La pluie s'écrase, lentement, sur les carreaux de l'ancien bureau. Le front contre la vitre, les bras ballants, le regard vide, elle semble si loin de son propre corps.
À ses pieds, un pot de peinture ouvert attend qu'on se souvienne qu'il existe...
Les habitants de la maison ont dû se résoudre au fait qu'Abbie restera Abbie et qu'elle continue à se battre contre les codes. Elle refuse toute aide concernant sa maternité, les cours, les soins, les conseils, elle repousse tout cela avec brutalité.
La jeune femme a exigé de se charger de l'aménagement de la chambre de son fils seule. La seule concession qu'elle a bien voulu faire concerne la mise en place des meubles. Pour tout le reste, elle s'agite, peint, décore, commande, renvoie, change d'avis, et s'affaire de l'aube jusque tard dans la nuit.
Elle a toujours le front collé à la vitre, elle écoute la pluie tapoter le verre glacé. Si elle a choisi de faire ça seule c'est pour matérialiser la solitude qui la broie, la faire sortir de son être, la voir en face et la combattre, au moins un tout petit peu. Visualiser ce que sera l'avenir, leur avenir, à elle et au petit.
Le linge est prêt, même le petit lit est fait, il n'attend plus que son futur habitant. Toute la chambre est dans des tons pastels très doux, avec, de ci de là, de petits cadres colorés aux motifs enfantins. La dernière touche, c'était cette peinture. Pourquoi ?
Abbie avait décidé, au dernier moment, de dessiner quelques motifs au pochoir sur les murs, autour du berceau. Il a suffi de commencer pour qu'elle se souvienne.
Lui.
Assis sous le porche, des heures durant avec son carnet à croquis.
Lui.
Qui l'a emmenée en moto quand elle n'en pouvait plus, quand elle avait appris la mort de sa mère. Lui qui l'a emmenée loin, si loin, et l'a bercée dans ses bras alors qu'elle sanglotait en le regardant dessiner.
Lui.
Qui aurait dû l'aider à décorer cette chambre. Il aurait sans doute fait de magnifiques dessins pour égayer l'endroit qui lui semble soudain si morne, si terne.
Lui.
Comme souvent quand elle est dans cette pièce, Abigail va verrouiller la porte. Qu'importe que l'on la croie endormie ou en train de travailler, elle veut juste...que veut-elle au juste ? Elle n'en sait rien, elle ne sait plus.
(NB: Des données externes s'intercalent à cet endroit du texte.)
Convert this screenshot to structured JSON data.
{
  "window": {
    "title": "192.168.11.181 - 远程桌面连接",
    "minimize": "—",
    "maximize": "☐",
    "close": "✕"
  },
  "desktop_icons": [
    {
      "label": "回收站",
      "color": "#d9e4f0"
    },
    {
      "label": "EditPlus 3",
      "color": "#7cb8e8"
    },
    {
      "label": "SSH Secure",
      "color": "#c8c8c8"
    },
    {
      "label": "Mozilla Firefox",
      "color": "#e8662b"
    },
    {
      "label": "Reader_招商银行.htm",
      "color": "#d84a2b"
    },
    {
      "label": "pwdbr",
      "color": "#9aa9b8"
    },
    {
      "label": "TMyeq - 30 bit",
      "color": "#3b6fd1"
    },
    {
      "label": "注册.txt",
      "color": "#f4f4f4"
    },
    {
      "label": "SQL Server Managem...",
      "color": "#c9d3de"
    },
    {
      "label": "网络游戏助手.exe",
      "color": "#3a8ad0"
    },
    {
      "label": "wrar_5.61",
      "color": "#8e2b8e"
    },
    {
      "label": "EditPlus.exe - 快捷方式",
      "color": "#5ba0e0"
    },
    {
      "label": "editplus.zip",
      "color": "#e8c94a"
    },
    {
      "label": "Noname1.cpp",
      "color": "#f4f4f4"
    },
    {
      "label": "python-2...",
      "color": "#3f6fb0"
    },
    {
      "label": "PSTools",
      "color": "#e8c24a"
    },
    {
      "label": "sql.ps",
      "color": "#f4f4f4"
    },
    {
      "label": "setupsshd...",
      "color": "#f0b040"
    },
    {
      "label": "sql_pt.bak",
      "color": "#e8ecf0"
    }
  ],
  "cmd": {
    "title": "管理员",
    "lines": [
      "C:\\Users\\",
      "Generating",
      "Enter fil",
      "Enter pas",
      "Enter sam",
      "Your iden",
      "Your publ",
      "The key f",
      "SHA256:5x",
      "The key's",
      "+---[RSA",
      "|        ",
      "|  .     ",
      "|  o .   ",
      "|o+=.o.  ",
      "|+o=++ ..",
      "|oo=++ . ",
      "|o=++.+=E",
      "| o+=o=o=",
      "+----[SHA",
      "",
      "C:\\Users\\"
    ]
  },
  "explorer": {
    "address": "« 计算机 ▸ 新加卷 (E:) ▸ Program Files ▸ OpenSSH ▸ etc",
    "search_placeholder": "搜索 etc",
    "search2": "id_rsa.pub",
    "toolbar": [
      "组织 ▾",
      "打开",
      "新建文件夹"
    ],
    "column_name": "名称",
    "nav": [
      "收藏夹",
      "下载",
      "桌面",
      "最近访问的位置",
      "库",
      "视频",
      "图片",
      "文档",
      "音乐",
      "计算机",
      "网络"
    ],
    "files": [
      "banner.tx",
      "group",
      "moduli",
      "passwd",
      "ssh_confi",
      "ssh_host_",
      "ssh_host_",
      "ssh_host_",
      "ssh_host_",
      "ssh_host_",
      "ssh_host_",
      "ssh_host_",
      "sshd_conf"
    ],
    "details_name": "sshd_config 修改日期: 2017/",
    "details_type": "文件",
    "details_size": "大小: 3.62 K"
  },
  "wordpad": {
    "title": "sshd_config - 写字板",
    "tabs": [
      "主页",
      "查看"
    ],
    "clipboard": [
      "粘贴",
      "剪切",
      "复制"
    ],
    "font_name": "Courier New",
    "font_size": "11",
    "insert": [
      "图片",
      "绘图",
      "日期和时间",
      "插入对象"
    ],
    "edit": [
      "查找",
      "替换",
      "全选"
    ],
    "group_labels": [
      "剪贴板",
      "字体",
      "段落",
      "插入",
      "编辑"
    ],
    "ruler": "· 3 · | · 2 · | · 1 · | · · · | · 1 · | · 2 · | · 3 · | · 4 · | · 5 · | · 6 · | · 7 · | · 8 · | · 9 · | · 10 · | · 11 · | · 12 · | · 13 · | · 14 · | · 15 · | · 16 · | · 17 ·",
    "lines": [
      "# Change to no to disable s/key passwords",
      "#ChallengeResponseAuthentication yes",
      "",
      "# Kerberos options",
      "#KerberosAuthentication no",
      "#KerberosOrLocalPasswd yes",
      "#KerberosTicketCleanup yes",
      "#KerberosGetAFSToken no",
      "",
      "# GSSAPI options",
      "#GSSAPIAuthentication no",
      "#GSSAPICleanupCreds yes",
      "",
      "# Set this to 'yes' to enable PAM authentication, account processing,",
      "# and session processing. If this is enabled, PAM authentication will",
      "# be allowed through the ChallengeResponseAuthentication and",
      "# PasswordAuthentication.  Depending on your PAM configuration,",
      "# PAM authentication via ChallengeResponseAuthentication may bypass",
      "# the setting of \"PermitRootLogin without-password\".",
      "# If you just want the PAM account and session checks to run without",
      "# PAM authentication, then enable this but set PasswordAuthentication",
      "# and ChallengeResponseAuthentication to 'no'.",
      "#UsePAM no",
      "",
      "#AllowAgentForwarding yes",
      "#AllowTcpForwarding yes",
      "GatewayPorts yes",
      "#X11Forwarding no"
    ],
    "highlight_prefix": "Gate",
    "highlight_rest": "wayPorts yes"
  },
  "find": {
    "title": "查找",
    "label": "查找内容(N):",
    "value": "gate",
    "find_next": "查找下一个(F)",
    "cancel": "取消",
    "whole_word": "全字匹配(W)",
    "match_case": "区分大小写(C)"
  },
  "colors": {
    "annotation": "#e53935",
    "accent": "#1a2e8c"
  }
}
Les pochoirs et la peinture sont rangés dans un carton, ce même carton qui contient tout un tas de petites choses qui n'ont l'air de rien mais qui lui broient le cœur chaque fois qu'elle les regarde. Elle y prend le grand t-shirt qu'elle a fourré dans son sac la nuit de leur départ. Il a encore son odeur. Elle enfouit son nez dedans et se laisse glisser le long du mur.
Les genoux remontés sous son menton, le t-shirt serré à deux mains contre son visage, Abigail hurle sa douleur dans l'étoffe, sans un bruit, sans que personne ne puisse deviner la souffrance qui la cloue au sol. Dans son ventre, le petit être s'agite, se débat, presse ses mains contre la paroi, il cherche un contact avec sa mère, cette mère qui s'effondre, seule, dans la chambre d'enfant.
Muette. Elle s'écroule intérieurement dans un silence pesant alors que l'enfant s'agite en elle, encore et encore.
Mais Abigail se noie dans le manque de l'autre, elle s'y perd si fort que le monde autour d'elle n'existe plus. Jusqu'à ce coup de pied brutal dans ses entrailles. Elle pose la main à l'endroit où le petit pied a poussé fort, si fort, pour lui rappeler qu'elle n'était pas seule.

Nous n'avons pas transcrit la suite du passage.